The Australian financial regulator has issued a greenwashing avoidance guide in the wake of its recent crusade against the practice that saw almost 50 ‘interventions’ over the 15 months to June 30.
Over the last two years the Australian Securities and Investments Commission (ASIC) has won three civil court actions against Vanguard, Active Super and Mercer over greenwash claims – earning the latter an $11.3 million fine earlier in August.
Penalties are pending in the Active Super and Vanguard cases but the ASIC report lays out 45 other ‘interventions’ conducted over the 15-month period (and 80 during two years to June 30) to combat alleged greenwashing.
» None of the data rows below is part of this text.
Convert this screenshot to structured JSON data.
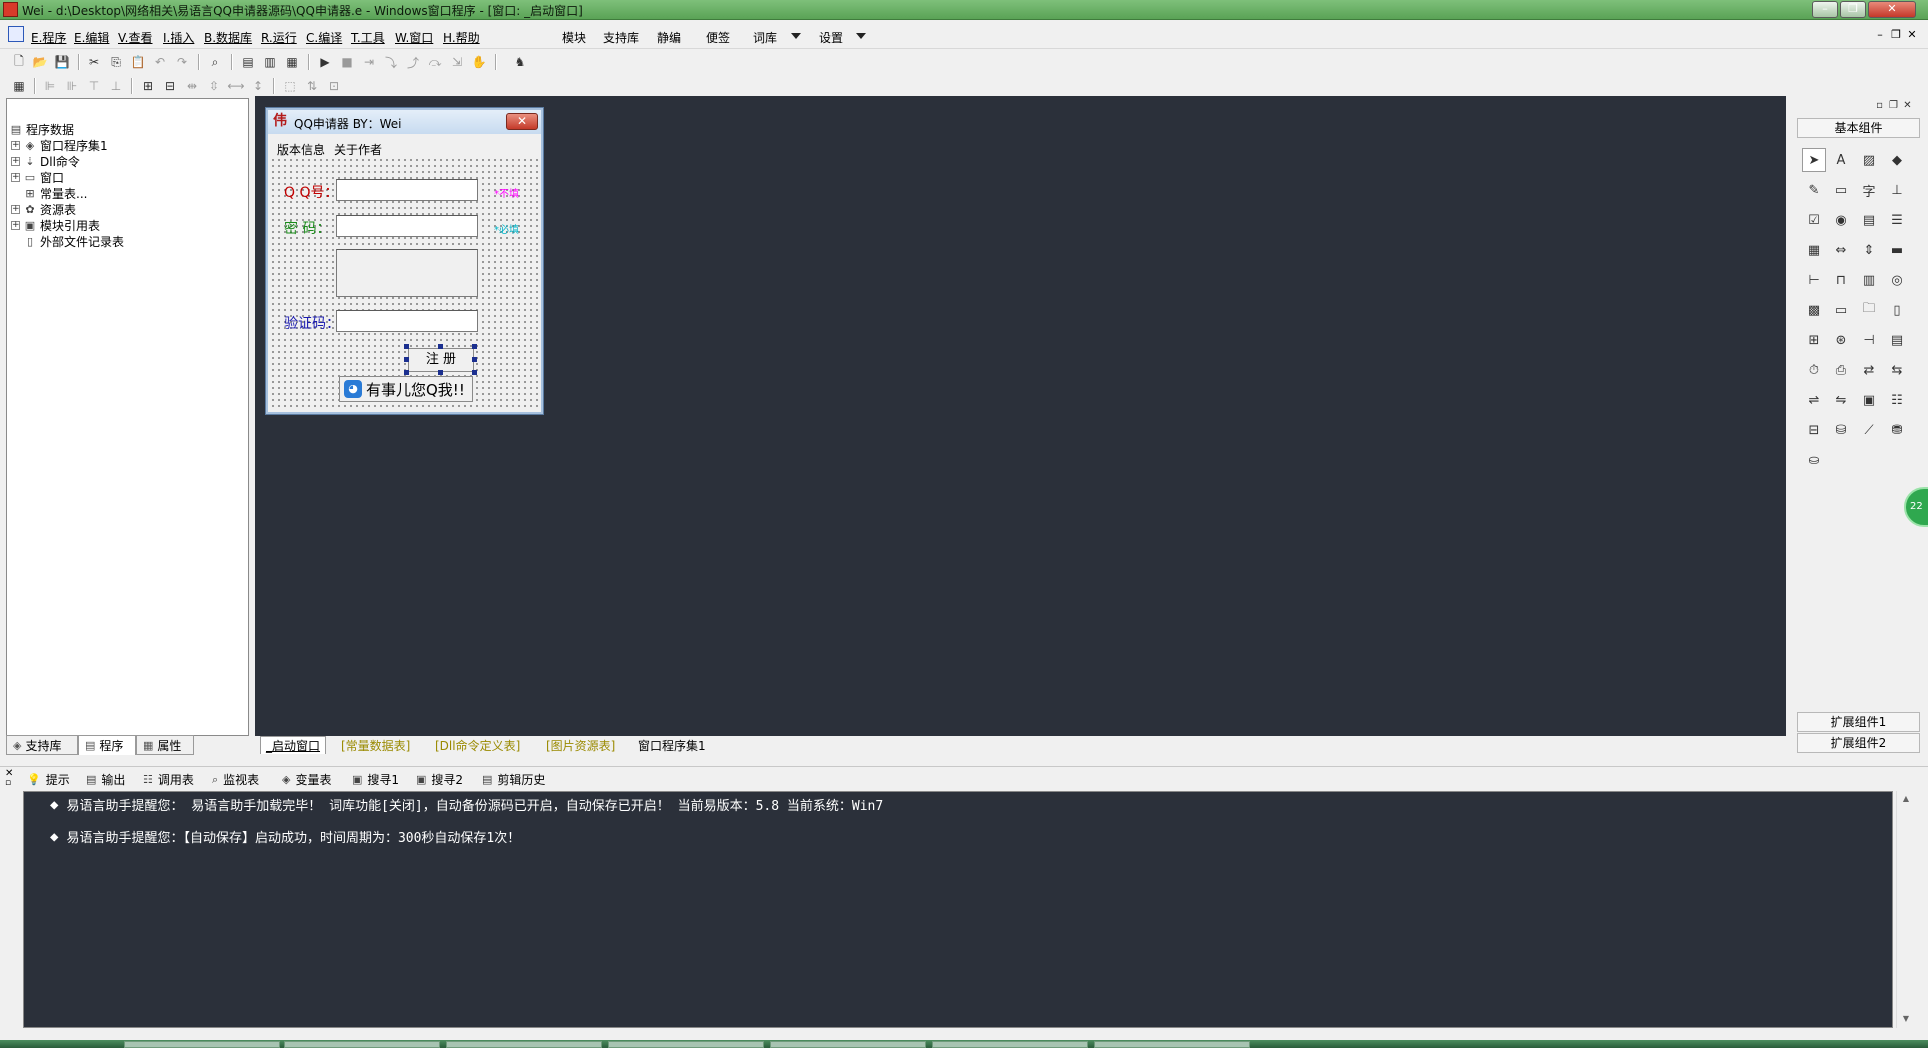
{
  "window": {
    "title": "Wei - d:\\Desktop\\网络相关\\易语言QQ申请器源码\\QQ申请器.e - Windows窗口程序 - [窗口: _启动窗口]",
    "minimize": "–",
    "restore": "❐",
    "close": "✕"
  },
  "menubar": {
    "items": [
      "E.程序",
      "E.编辑",
      "V.查看",
      "I.插入",
      "B.数据库",
      "R.运行",
      "C.编译",
      "T.工具",
      "W.窗口",
      "H.帮助"
    ],
    "extra": [
      "模块",
      "支持库",
      "静编",
      "便签",
      "词库",
      "设置"
    ],
    "mdi": [
      "–",
      "❐",
      "✕"
    ]
  },
  "toolbar_icons": {
    "row1": [
      "new-icon",
      "open-icon",
      "save-icon",
      "cut-icon",
      "copy-icon",
      "paste-icon",
      "undo-icon",
      "redo-icon",
      "find-icon",
      "layout1-icon",
      "layout2-icon",
      "layout3-icon",
      "run-icon",
      "stop-icon",
      "step-icon",
      "step-into-icon",
      "step-out-icon",
      "step-over-icon",
      "run-to-icon",
      "hand-icon",
      "chess-icon"
    ],
    "row2": [
      "grid-icon",
      "align-left-icon",
      "align-center-icon",
      "align-top-icon",
      "align-bottom-icon",
      "center-h-icon",
      "center-v-icon",
      "space-h-icon",
      "space-v-icon",
      "same-w-icon",
      "same-h-icon",
      "same-size-icon",
      "order-icon",
      "lock-icon",
      "fit-icon"
    ]
  },
  "left_panel": {
    "tree": [
      {
        "label": "程序数据",
        "icon": "program-data-icon",
        "expander": "",
        "indent": 0
      },
      {
        "label": "窗口程序集1",
        "icon": "assembly-icon",
        "expander": "+",
        "indent": 1
      },
      {
        "label": "Dll命令",
        "icon": "dll-icon",
        "expander": "+",
        "indent": 1
      },
      {
        "label": "窗口",
        "icon": "window-icon",
        "expander": "+",
        "indent": 1
      },
      {
        "label": "常量表...",
        "icon": "constant-icon",
        "expander": "",
        "indent": 1
      },
      {
        "label": "资源表",
        "icon": "resource-icon",
        "expander": "+",
        "indent": 1
      },
      {
        "label": "模块引用表",
        "icon": "module-icon",
        "expander": "+",
        "indent": 1
      },
      {
        "label": "外部文件记录表",
        "icon": "file-icon",
        "expander": "",
        "indent": 1
      }
    ],
    "tabs": [
      "支持库",
      "程序",
      "属性"
    ]
  },
  "design_window": {
    "title": "QQ申请器  BY：Wei",
    "menu": [
      "版本信息",
      "关于作者"
    ],
    "qq_label": "Q  Q号：",
    "pwd_label": "密  码：",
    "captcha_label": "验证码：",
    "qq_hint": "*不填",
    "pwd_hint": "*必填",
    "register_btn": "注 册",
    "contact_btn": "有事儿您Q我!!",
    "colors": {
      "qq_label": "#c00000",
      "pwd_label": "#1a8a1a",
      "captcha_label": "#1a1ab0",
      "qq_hint": "#ff00ff",
      "pwd_hint": "#00b4c8"
    }
  },
  "right_panel": {
    "header": "基本组件",
    "ext1": "扩展组件1",
    "ext2": "扩展组件2",
    "side_badge": "22"
  },
  "doc_tabs": [
    "_启动窗口",
    "[常量数据表]",
    "[Dll命令定义表]",
    "[图片资源表]",
    "窗口程序集1"
  ],
  "output_tabs": [
    {
      "label": "提示",
      "icon": "hint-icon"
    },
    {
      "label": "输出",
      "icon": "output-icon"
    },
    {
      "label": "调用表",
      "icon": "callstack-icon"
    },
    {
      "label": "监视表",
      "icon": "watch-icon"
    },
    {
      "label": "变量表",
      "icon": "variable-icon"
    },
    {
      "label": "搜寻1",
      "icon": "search1-icon"
    },
    {
      "label": "搜寻2",
      "icon": "search2-icon"
    },
    {
      "label": "剪辑历史",
      "icon": "clip-history-icon"
    }
  ],
  "output_lines": [
    "易语言助手提醒您：  易语言助手加载完毕！ 词库功能[关闭]，自动备份源码已开启，自动保存已开启！  当前易版本：5.8  当前系统：Win7",
    "易语言助手提醒您：【自动保存】启动成功，时间周期为：300秒自动保存1次！"
  ],
  "colors": {
    "work_bg": "#2b303a",
    "titlebar": "#6cb168"
  }
}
“These interventions were made across a range of sectors and entities, spanning listed companies, investment managers, superannuation trustees and responsible entities,” the report says. “Our actions have been commensurate with the seriousness of the conduct and the resulting levels of harm.”
The spate of ASIC greenwash pings came after an in-depth surveillance of market activity, the report says, across a wide range of sectors including managed funds, superannuation schemes, listed companies and the wholesale green bond issuers.
Kate O’Rourke, ASIC commissioner, said in a statement: “Our surveillance indicates there is ample room for improvement and we strongly encourage product issuers and their advisers to focus on the quality of disclosures and the data underpinning them.
“Sustainability-related information, like any other, should be accurate, based on reasonable grounds and be easily understood by investors.”
The report says the Australian greenwash interventions have thrown up four “broad areas of concern”, namely:
- underlying investments that are inconsistent with disclosed ESG investment screens and investment policies;
- sustainability-related claims made without reasonable grounds;
- insufficient disclosure on the scope of ESG investment screens
and investment methodologies; and,
- sustainability-related claims made without sufficient detail.
“ASIC continues to encourage product issuers, company directors and advisers to improve the quality of sustainability-related disclosures and the data that underpins them,” the report says.
Among other recommendations, ASIC says ‘responsible entities’ – the equivalent of licensed supervisors in NZ – must be more vigilant in policing the ESG (and the like) claims of the managers and products they oversee.
Such investment government bodies “need to take adequate steps to ensure investments made by their managers or sub-managers are competently and independently verified as being consistent with the claims made about the funds’ sustainable strategies”.
While ASIC does not have jurisdiction in NZ, the outcomes of its regulatory crackdown on greenwashing allegations will be of interest to fund managers on this side of the Tasman (as well as lawyers).